This section is from the "Boston School Kitchen Text Book" book, by Mary J. Lincoln. Also available from Amazon: Boston school kitchen text-book.
Under the general term salts, or mineral matter, are included various combinations of lime, soda, potash, sulphur, phosphorus, magnesia, and iron, which are found principally in cereals, milk, meat, fish, and fruits. They are found in so minute quantities, that if, through ignorance or improper cooking, we are deprived of them, the system suffers from the want of them; and it is from the ill effects which follow that we judge their office to be a most important one. They replenish certain tissues, and are indispensable to the perfect building up of the body. More mineral matter is needed when the body is young; and it is especially important that children should not be deprived of it by being fed exclusively on arrowroot, sago, tapioca, etc., which are purely starch.
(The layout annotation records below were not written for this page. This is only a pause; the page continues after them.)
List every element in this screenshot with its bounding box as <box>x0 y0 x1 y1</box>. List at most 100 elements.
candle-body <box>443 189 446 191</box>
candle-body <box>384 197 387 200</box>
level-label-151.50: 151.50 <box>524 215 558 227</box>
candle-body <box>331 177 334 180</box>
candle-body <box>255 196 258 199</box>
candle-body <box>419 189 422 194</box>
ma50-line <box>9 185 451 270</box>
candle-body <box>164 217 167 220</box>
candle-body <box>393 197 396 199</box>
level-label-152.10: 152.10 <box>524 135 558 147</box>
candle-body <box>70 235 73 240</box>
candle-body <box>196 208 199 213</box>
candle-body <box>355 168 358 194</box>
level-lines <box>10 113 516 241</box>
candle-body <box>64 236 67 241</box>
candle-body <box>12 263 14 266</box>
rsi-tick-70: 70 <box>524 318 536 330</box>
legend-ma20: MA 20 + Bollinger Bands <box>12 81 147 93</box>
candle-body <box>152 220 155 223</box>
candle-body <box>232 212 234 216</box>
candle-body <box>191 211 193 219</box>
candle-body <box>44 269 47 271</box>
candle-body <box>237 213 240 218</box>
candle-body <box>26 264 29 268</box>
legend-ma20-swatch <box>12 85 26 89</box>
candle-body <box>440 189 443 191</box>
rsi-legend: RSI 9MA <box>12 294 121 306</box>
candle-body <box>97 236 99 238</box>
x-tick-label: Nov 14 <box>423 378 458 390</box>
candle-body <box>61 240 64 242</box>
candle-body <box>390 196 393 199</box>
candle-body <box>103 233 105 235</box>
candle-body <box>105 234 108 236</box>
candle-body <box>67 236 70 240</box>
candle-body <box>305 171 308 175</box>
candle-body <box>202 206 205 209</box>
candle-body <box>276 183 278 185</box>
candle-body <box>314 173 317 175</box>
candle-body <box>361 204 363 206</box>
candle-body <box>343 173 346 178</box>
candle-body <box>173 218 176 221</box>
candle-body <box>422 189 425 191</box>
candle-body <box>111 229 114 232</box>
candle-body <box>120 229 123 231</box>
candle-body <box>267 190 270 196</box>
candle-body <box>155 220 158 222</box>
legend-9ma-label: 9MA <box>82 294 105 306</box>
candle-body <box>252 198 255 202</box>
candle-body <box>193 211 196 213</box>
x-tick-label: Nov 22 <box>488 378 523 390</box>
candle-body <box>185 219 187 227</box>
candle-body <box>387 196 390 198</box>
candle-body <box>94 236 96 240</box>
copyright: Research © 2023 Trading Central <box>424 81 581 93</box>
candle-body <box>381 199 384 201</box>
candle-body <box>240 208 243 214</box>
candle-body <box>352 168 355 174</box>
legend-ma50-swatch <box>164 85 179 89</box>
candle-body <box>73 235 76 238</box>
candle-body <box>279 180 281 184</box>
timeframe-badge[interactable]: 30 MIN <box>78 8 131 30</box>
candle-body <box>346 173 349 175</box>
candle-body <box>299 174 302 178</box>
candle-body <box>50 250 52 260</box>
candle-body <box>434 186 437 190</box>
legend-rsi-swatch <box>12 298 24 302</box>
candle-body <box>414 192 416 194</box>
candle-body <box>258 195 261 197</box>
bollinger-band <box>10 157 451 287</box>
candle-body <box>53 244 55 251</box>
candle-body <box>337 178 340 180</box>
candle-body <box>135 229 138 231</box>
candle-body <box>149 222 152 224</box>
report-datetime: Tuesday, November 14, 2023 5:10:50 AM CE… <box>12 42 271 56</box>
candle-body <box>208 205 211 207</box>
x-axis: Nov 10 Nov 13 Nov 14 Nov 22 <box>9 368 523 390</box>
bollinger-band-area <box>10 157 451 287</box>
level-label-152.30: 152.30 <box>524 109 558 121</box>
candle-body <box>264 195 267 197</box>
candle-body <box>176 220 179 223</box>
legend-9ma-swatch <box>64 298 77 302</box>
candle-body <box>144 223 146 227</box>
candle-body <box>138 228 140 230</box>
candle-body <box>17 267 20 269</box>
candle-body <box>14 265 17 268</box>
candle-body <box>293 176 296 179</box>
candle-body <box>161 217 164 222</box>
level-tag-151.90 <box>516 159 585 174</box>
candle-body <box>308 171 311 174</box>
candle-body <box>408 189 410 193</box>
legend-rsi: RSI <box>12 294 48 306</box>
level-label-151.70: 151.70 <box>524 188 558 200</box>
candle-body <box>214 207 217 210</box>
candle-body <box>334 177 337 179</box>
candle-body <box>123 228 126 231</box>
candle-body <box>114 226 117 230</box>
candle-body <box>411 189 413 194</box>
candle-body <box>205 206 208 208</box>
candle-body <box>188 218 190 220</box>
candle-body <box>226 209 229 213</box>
How much is needed we do not know; but the best development follows when the supply is from foods which are naturally rich in mineral matter, rather than from its addition to other foods.
Chloride of sodium, or common salt, seems to be essential to the proper digestion and absorption of food, and since there are many foods in which it is not found in sufficient quantity, it must be added to them. From habit, more is often used than the system requires; and when taken in excess it acts as an irritant, and sometimes occasions disease.
On the charts these mineral substances are classed as ash, because if the foods were burned there would be left a solid residue, resembling the ashes left in burning wood or coal.